Darius Magdišauskas

Personal information
- Date of birth: 14 July 1969 (age 57)
- Height: 1.93 m (6 ft 4 in)
- Position: Centre-back

Senior career*
- Years: Team / Apps / (Gls)
- 1987: Nevėžis
- 1989: Obuvschik Lida
- 1990–1992: Sakalas Šiauliai
- 1992–1993: Obuvschik Lida / 30 / (0)
- 1993–1996: ROMAR Mažeikiai / 38+ / (3)
- 1996–1997: Flora / 19 / (1)
- 1997: Lelle / 4 / (0)
- 1997: TP-Seinäjoki / 17 / (0)
- 1998–1999: Liepājas Metalurgs / 47 / (1)
- 2000: B36 / 4 / (1)
- 2000: Vagar / 9 / (1)
- 2001–2002: IK Arvika
- 2003: Klässbols SK
- 2005–2008: VB Vágur/Sumba

International career
- 1991: Lithuania / 1 / (1)

= Darius Magdišauskas =

Lithuanian footballer

Darius Magdišauskas (born 14 July 1969) is a Lithuanian former footballer who played as a centre-back.

==Career==
Magdišauskas started his career with Belarusian side Lida. Before the 1990 season, he signed for Kareda in Lithuania. After that, Magdišauskas signed for Estonian club Flora. In 1997, he signed for TP-Seinäjoki in the Finnish top flight, where he made 17 league appearances and scored 0 goals.

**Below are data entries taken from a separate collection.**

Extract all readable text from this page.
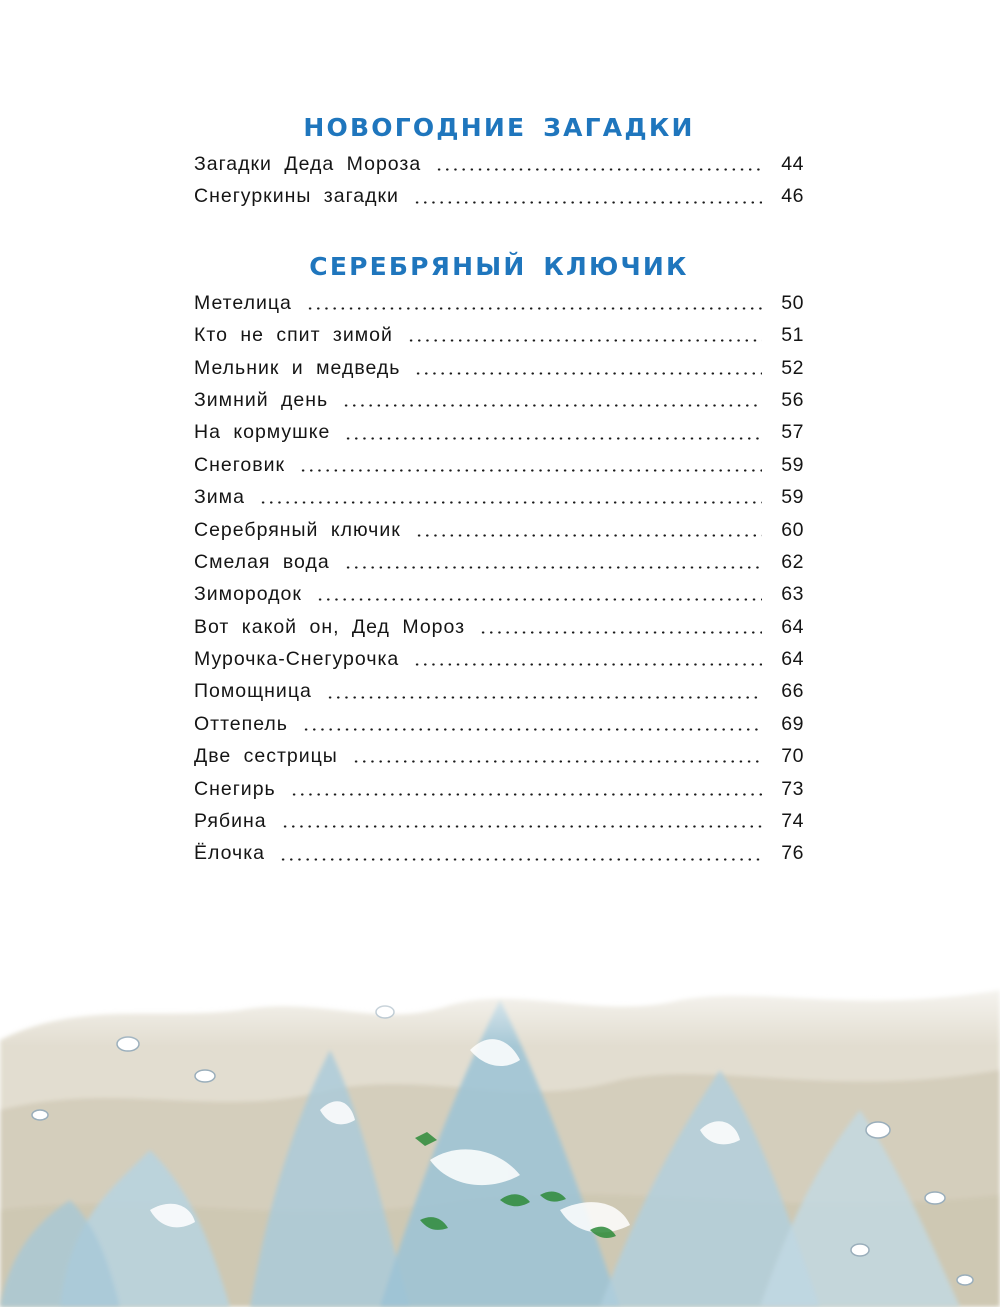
НОВОГОДНИЕ ЗАГАДКИ
Загадки Деда Мороза	44
Снегуркины загадки	46
СЕРЕБРЯНЫЙ КЛЮЧИК
Метелица	50
Кто не спит зимой	51
Мельник и медведь	52
Зимний день	56
На кормушке	57
Снеговик	59
Зима	59
Серебряный ключик	60
Смелая вода	62
Зимородок	63
Вот какой он, Дед Мороз	64
Мурочка-Снегурочка	64
Помощница	66
Оттепель	69
Две сестрицы	70
Снегирь	73
Рябина	74
Ёлочка	76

Before the 1998 season, Magdišauskas signed for Latvian team Liepājas Metalurgs. Before the 2000 season, he signed for B36 in the Faroe Islands. In 2000, he signed for Vagar. After that, he signed for Swedish outfit IK Arvika. In 2006, he was appointed manager of Šiauliai. In 2010, he was appointed manager of IFK Strömstad.